How the cricket Women’s World Cup could become the most bizarre sporting event of the Covid pandemic

It’s been exceptionally difficult for sporting governing bodies to maintain the integrity of international competition amidst the Covid pandemic, but nothing quite compares to the cricket Women’s World Cup.

Beginning on Thursday, March 3, the World Cup is set to begin in New Zealand, which in and of itself, is causing a host of challenges. Rising Covid numbers in a fairly insulated country has led to a major outbreak, with the seven day average rising from 184 cases on Feb. 3, to 11,807 now — hugely significant for a population of 5.08 million. The breadth of this outbreak has the International Cricket Council (ICC) concerned that teams could lose a significant number of players, and that has led to a potentially wild scenario.

Cricket is traditionally played with 11 players. Under normal circumstances players would be flown in and added to the roster in the case of injury. However, the nature of New Zealand border control has changed that dynamic, with each team being able to bring 15 players — allowing for a buffer in case of a Covid breakout. This is far from where this begins to get weird.

In addition to the increased numbers of players being brought, teams can nominate two “substitutes,” which can essentially come from anywhere. These two additional players can be management staff, physical therapists, members of the equipment team — any woman in the orbit of the team can be named as a playing substitute.

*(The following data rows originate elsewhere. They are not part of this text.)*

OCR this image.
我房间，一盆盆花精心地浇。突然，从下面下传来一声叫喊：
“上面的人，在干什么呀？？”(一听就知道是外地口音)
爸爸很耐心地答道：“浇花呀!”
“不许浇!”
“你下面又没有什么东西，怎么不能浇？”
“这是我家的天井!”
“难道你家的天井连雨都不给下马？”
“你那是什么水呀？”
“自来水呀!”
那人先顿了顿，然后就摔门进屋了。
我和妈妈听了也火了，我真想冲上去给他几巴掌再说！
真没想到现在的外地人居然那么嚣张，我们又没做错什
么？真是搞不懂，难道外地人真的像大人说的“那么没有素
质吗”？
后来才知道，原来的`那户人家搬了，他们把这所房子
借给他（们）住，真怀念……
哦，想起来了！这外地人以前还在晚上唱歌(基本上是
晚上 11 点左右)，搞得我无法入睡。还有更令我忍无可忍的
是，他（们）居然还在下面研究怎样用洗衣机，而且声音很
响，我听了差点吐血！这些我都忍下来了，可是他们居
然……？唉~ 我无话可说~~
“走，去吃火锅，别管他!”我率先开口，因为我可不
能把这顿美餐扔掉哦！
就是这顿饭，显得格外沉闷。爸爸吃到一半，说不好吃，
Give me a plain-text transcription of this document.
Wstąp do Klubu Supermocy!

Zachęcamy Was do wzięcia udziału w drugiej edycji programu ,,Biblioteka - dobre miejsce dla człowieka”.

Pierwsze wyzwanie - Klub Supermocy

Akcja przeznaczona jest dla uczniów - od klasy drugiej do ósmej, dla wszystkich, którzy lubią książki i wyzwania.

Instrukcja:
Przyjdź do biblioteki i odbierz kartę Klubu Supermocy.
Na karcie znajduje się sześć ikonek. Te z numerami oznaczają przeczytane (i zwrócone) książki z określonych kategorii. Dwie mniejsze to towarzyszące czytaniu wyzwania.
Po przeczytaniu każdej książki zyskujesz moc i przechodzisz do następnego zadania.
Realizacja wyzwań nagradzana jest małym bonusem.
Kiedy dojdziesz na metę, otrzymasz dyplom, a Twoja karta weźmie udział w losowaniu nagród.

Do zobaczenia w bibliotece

So long as a team can field nine players from their original roster, those last two spots can be filled by anyone. These players won’t be allowed to bat or bowl, relegating them to only field, but it’s still an unprecedented, weird scenario to keep the World Cup as scheduled, no matter what.

While everyone involved hopes it’s a necessity that would never be used, because the reality would mean seeing six players on a team contract Covid, it’s nonetheless exciting to imagine the possibilities. We could truly see a game where everything is on the line, and come down to a social media manager or equipment assistant be asked to make the critical catch or throw to seal a game.

It’s something we’d only see in a movie, but it’s coming to the most prestigious event in women’s world cricket — and that’s going to be fascinating to watch. We’ll get to see if this weird ruling is needed when the World Cup begins on Thursday.